I was asked to write up how I implemented CloudFormation as it began to roll out. It helped me replace RightScale wholesale, in as flexible a manner as I cared to code in json. Below is a draft.


Our task was to roll out a set of ad products based around influence as a metric using AWS for things like analytics, smart display ads, contextual and behavioral targeting to name a few.  Starting fresh and fast with no physical infrastructure and oodles of new data, we had to remain nimble and scale quickly.  Building from a team of one to twenty in the span of months, however, it quickly became necessary to automate and organize not only machines but process.  Each product required QA/LT, staging and production environments.  DR, HA and scaling requirements demanded a plan.  Enter CloudFormation.

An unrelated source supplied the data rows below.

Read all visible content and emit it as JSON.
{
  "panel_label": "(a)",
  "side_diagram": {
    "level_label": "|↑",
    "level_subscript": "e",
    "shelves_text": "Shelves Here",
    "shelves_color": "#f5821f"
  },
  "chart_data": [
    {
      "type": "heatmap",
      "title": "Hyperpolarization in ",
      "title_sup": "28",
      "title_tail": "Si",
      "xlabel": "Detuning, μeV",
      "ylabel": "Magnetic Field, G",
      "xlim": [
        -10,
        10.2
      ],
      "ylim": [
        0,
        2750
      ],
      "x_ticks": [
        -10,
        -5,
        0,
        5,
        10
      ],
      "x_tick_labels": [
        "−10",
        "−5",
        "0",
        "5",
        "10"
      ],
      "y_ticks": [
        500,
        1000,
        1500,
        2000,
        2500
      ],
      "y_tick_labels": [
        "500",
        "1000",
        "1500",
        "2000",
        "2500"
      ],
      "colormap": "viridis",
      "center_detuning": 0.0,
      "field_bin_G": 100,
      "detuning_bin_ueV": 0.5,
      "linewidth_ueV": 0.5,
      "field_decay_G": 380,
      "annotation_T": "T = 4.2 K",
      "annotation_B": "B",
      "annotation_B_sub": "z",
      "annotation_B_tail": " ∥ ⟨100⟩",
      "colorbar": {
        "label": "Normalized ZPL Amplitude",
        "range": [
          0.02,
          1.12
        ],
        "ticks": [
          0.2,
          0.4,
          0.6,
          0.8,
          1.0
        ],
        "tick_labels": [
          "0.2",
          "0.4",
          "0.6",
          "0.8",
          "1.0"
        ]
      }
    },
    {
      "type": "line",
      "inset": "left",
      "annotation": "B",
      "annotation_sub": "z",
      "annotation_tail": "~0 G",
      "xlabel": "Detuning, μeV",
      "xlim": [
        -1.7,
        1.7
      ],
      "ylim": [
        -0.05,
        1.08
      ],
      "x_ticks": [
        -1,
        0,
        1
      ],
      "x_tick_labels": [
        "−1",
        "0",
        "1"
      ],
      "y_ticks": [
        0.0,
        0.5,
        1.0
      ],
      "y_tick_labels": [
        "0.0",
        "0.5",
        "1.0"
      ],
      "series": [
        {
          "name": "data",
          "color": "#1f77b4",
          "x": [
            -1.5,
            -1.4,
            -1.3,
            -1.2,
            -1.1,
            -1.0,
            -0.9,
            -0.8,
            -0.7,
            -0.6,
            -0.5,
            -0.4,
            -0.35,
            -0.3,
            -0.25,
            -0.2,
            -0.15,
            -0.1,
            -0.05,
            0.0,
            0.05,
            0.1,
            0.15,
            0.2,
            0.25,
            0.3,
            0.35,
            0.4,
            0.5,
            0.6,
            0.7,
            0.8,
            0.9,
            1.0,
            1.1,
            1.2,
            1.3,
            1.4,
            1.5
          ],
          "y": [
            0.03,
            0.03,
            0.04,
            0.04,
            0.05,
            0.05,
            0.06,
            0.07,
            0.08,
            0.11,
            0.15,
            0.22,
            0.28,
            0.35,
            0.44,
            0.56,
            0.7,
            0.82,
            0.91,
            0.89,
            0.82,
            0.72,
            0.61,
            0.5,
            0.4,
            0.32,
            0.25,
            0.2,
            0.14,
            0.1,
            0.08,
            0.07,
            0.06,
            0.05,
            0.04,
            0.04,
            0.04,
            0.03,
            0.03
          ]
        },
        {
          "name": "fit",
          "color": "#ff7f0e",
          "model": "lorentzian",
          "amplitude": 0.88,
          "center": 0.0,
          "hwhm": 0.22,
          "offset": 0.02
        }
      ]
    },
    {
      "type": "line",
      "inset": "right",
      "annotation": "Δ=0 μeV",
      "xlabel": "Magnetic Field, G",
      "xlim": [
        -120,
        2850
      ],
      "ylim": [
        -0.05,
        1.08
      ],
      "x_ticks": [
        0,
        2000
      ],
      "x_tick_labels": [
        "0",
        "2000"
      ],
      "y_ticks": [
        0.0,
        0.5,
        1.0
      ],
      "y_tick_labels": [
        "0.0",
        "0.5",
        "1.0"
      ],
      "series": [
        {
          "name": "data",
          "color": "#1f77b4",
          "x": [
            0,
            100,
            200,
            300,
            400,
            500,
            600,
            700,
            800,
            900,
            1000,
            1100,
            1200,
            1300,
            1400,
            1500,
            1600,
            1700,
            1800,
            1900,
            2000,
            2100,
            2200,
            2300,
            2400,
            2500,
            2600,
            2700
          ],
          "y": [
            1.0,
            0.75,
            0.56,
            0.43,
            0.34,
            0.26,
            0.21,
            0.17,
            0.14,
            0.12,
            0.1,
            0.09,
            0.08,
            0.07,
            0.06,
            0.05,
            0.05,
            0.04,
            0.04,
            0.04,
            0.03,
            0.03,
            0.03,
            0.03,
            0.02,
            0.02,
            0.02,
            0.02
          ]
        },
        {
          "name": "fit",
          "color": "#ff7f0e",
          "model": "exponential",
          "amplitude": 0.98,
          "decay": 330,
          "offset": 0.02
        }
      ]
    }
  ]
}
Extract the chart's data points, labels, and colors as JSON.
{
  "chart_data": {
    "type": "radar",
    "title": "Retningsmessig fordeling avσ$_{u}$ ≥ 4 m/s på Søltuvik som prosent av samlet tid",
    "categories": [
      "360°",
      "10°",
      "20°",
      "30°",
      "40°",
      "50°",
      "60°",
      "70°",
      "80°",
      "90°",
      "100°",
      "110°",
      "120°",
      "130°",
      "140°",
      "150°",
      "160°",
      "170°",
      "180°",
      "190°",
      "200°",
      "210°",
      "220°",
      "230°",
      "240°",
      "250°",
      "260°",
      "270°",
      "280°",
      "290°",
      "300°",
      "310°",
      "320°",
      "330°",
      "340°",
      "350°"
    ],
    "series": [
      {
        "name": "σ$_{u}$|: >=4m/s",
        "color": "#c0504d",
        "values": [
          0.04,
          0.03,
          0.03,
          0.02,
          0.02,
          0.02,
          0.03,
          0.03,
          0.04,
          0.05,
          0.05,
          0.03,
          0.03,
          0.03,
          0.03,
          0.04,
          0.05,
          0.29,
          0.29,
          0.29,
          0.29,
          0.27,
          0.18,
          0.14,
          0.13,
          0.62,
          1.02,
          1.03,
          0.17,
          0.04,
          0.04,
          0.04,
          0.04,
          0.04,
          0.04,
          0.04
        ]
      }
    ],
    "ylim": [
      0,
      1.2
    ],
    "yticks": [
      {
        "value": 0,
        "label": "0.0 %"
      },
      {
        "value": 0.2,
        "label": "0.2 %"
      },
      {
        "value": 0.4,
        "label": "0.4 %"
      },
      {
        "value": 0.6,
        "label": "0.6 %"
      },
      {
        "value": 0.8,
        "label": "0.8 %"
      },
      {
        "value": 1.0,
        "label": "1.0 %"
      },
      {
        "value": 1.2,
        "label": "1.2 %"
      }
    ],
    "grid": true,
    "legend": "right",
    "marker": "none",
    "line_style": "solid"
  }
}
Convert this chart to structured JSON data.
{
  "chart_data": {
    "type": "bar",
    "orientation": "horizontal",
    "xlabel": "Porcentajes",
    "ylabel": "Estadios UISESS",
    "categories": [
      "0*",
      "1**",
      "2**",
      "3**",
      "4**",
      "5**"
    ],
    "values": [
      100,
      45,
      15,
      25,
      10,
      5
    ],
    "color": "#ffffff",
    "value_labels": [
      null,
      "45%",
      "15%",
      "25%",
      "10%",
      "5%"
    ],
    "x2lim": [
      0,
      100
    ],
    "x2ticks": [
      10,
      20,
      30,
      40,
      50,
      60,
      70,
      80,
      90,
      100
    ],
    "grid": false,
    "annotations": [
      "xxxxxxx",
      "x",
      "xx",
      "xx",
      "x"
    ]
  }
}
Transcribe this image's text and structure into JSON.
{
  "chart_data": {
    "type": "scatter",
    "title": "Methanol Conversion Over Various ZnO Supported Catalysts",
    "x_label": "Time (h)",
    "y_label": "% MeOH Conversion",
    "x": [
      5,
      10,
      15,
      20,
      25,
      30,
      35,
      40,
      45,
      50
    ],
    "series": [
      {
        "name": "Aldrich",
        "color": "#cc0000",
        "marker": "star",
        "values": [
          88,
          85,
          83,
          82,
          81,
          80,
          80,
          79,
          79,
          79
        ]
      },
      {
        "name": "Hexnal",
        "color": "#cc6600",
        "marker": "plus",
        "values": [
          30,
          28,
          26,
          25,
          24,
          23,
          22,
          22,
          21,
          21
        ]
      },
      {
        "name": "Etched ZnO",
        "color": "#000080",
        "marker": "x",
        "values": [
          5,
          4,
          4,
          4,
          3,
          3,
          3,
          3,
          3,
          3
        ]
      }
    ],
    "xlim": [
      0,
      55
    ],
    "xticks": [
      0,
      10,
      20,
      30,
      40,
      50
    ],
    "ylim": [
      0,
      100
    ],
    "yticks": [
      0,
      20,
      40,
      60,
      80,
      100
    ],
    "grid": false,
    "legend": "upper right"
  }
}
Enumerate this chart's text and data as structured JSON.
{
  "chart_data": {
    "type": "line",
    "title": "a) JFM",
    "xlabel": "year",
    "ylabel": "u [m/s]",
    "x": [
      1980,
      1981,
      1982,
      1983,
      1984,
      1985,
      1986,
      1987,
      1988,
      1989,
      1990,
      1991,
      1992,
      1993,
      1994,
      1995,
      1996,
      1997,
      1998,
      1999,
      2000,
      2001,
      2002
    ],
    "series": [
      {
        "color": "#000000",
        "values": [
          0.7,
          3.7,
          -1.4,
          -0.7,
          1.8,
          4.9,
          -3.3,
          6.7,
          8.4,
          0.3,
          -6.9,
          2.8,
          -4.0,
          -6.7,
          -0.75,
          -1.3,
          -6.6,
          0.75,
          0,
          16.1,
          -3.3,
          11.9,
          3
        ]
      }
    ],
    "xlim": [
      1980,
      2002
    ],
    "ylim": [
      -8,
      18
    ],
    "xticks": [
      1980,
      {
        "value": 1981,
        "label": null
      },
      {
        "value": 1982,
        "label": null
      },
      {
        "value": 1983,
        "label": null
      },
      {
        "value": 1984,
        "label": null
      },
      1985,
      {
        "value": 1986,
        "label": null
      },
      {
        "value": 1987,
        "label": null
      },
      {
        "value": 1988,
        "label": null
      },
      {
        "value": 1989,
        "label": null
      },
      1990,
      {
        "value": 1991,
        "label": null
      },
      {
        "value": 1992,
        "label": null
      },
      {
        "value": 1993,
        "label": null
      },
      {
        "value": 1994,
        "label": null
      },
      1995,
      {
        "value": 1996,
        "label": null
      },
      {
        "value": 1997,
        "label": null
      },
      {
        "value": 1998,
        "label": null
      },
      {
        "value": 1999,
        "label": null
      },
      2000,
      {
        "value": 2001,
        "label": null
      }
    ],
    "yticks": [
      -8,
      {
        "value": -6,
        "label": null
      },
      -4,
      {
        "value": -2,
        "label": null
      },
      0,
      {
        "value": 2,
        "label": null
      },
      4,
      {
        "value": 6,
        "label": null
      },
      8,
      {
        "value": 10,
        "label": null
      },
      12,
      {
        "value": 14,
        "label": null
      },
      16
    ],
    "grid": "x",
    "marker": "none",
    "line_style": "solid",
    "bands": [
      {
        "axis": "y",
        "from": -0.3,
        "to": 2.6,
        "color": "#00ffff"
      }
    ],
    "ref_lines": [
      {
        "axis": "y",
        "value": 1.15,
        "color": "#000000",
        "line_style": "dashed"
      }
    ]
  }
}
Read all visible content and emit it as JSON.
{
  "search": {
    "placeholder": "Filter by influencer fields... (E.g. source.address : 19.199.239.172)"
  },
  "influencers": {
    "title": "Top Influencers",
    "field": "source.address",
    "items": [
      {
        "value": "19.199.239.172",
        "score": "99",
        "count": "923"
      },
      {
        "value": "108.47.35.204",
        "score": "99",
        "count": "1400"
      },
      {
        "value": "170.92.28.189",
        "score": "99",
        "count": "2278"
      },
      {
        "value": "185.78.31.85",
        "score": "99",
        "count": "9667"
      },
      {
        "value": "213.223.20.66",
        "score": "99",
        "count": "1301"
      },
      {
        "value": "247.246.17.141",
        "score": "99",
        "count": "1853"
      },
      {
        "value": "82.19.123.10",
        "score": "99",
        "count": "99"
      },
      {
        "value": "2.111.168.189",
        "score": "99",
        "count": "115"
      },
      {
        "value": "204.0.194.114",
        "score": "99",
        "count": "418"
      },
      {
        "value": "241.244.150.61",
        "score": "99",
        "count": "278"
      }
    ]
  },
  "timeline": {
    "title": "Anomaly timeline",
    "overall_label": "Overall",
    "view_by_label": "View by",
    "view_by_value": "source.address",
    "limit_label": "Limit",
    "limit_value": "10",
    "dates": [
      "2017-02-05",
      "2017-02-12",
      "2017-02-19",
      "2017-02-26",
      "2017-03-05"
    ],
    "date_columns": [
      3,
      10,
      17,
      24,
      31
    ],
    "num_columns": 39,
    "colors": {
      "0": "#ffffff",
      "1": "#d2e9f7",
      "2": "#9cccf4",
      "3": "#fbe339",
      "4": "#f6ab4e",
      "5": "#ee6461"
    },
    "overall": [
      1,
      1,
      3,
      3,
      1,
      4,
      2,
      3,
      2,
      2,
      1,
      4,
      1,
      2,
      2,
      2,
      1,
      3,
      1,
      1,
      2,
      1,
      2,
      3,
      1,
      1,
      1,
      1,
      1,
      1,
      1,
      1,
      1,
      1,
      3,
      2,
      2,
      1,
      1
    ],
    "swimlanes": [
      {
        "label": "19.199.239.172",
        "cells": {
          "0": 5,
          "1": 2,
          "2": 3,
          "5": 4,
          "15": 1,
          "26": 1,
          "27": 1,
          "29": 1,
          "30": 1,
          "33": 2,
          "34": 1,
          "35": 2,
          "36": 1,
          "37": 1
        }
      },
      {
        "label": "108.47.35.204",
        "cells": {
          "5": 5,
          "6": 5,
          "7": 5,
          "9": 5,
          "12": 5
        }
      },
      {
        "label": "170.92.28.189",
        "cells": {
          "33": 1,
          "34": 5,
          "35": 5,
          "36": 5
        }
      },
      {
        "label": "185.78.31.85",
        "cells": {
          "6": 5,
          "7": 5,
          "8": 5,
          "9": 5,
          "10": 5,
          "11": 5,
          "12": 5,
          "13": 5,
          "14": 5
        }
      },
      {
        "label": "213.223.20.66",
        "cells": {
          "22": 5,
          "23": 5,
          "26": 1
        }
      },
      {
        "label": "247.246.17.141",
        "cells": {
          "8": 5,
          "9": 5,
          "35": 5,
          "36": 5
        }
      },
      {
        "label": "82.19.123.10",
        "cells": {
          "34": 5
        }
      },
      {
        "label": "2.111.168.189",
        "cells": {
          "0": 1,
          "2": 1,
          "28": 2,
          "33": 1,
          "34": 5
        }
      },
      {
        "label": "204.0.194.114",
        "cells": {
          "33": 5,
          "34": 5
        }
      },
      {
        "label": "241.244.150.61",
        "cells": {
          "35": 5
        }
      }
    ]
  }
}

Each product has its own set of CloudFormation stacks, configured to procure the necessary AWS services: ELBs, autoscaling groups, queues, security groups, buckets, etc.  Great; then what?  The machines need to talk to each other.  With EC2′s UserData field, machines can be passed values for any of the resources brought up in the stack, e.g. RDS endpoints/creds, private IPs, queue ARNs, etc.  Use an AMI which can execute a command issued by UserData and you’re done.  Ubuntu and Amazon Linux do this off-the-shelf; simply start the UserData with a shebang.  Stack machines can now come up with all the stack data and configure themselves for service via the deployment method of choice.  Furthermore, since they can update themselves, there’s no need for reburning AMIs every time configuration changes or updates are needed.  Our machines even set the prompt to their role and stack name so we don’t get lost in a sea of terminals.  They can even configure their own DNS.

Once the stack for QA is written, the QA lead can launch it with one button.  Change autoscaling groups of one to one hundred and use this copy of the template to launch staging for LT.  With stack mappings, you can use the same template for both.  Add some alarms, change thresholds and launch again for production.  Next round?  Bring up a second production stack next to the old one and cut over.  Need to revert?  Leave the old one up and switch back.  Virginia slides into the ocean?  Launch the exact same stack in Singapore.  Shut down the staging and old production stacks when you’re done to save money.  We call our release method Deployment by Death because all we do is update the release code and kill the boxes.

Here’s how we bring up three Targeting stacks across the world in one quick line:

for i in us-east us-west eu-west; do cfn-create-stack Targeting-QA1 -f targeting.qa1.json --region $i-1; done

They all come up configured and serving, typically within minutes.